GENEVE: Plus de 200.000 personnes, dont une grande majorité de Syriens, ont traversé la frontière entre le Liban et la Syrie depuis le début de la guerre entre Israël et le Hezbollah début mars, a indiqué mardi l'agence de l'ONU pour les réfugiés (HCR).

"Près d'un mois après l'intensification des hostilités au Liban, la Syrie a connu une forte augmentation du nombre de personnes traversant sa frontière avec le Liban. Entre le 2 et le 27 mars, plus de 200.000 personnes sont entrées en Syrie par les trois points de passage officiels", a déclaré Aseer al-Madaien, représentante par intérim du HCR en Syrie, lors d'un point presse donné en visioconférence à Genève depuis Damas.

"Ces chiffres ont été fournis par les autorités et confirmés par nos collègues sur le terrain", a-t-elle ajouté, précisant que "la grande majorité" de ces personnes, soit "près de 180.000, sont des Syriens, notamment des réfugiés syriens qui avaient déjà fui la Syrie pour trouver refuge au Liban et qui sont aujourd'hui contraints de fuir à nouveau".

"Plus de 28.000 Libanais ont également franchi la frontière syrienne.
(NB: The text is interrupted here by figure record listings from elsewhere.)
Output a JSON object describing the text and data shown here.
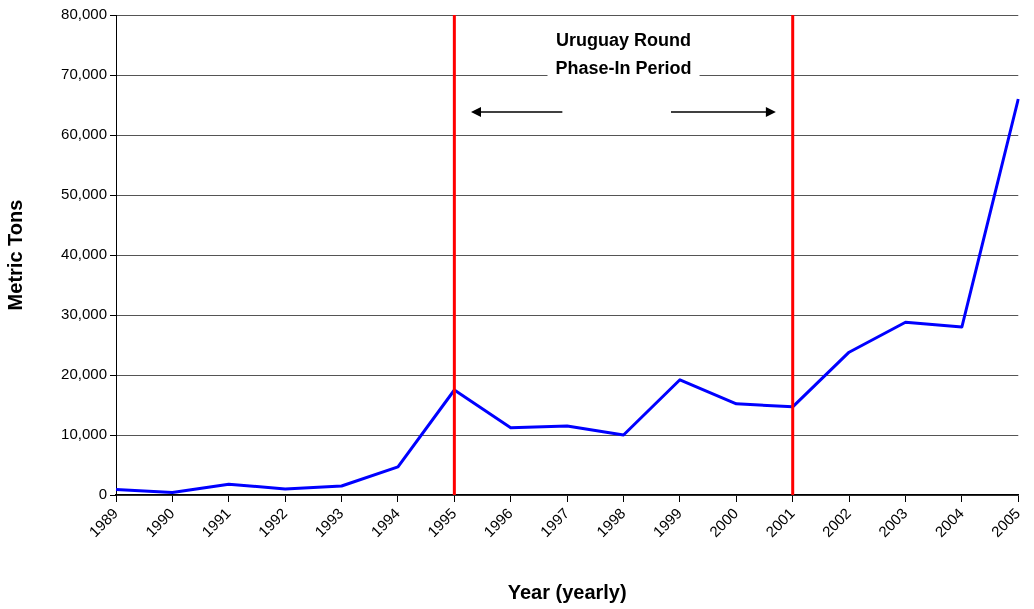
{
  "chart_data": {
    "type": "line",
    "xlabel": "Year (yearly)",
    "ylabel": "Metric Tons",
    "categories": [
      "1989",
      "1990",
      "1991",
      "1992",
      "1993",
      "1994",
      "1995",
      "1996",
      "1997",
      "1998",
      "1999",
      "2000",
      "2001",
      "2002",
      "2003",
      "2004",
      "2005"
    ],
    "series": [
      {
        "color": "#0000ff",
        "values": [
          900,
          400,
          1800,
          1000,
          1500,
          4700,
          17500,
          11200,
          11500,
          10000,
          19200,
          15200,
          14700,
          23800,
          28800,
          28000,
          66000
        ]
      }
    ],
    "ylim": [
      0,
      80000
    ],
    "yticks": [
      0,
      {
        "value": 10000,
        "label": "10,000"
      },
      {
        "value": 20000,
        "label": "20,000"
      },
      {
        "value": 30000,
        "label": "30,000"
      },
      {
        "value": 40000,
        "label": "40,000"
      },
      {
        "value": 50000,
        "label": "50,000"
      },
      {
        "value": 60000,
        "label": "60,000"
      },
      {
        "value": 70000,
        "label": "70,000"
      },
      {
        "value": 80000,
        "label": "80,000"
      }
    ],
    "grid": "y",
    "legend": false,
    "marker": "none",
    "line_style": "solid",
    "ref_lines": [
      {
        "axis": "x",
        "value": "1995",
        "color": "#ff0000"
      },
      {
        "axis": "x",
        "value": "2001",
        "color": "#ff0000"
      }
    ],
    "annotations": [
      "Uruguay Round Phase-In Period"
    ]
  }
}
La plupart fuient les bombardements israéliens intensifs. Ils arrivent épuisés, traumatisés et avec très peu d’affaires", a poursuivi la responsable du HCR.

Le Hezbollah pro-iranien a entraîné le Liban dans la guerre régionale le 2 mars en menant une attaque contre Israël en représailles aux frappes israélo-américaines ayant tué le guide suprême iranien Ali Khamenei.

Le Liban avait accueilli plus d'un million de réfugiés syriens qui ont fui leur pays pendant la guerre civile déclenchée par la répression d'un soulèvement populaire contre le pouvoir de Bachar al-Assad en 2011.

Plus d'un demi-million de ces réfugiés ont regagné leur pays depuis la chute d'Assad fin 2024.

Le HCR a indiqué que son plan d'urgence pour les personnes rejoignant précipitamment la Syrie depuis le Liban prévoyait "un nombre pouvant atteindre de 300 à 350.000 personnes".

"Ce nombre dépendra en grande partie d'éventuelles opérations terrestres supplémentaires. Parallèlement, le gouvernement syrien nous a informés qu'il mettait en place un plan d'urgence au cas où davantage de Libanais se dirigeraient vers la Syrie", a ajouté Mme al-Madaien.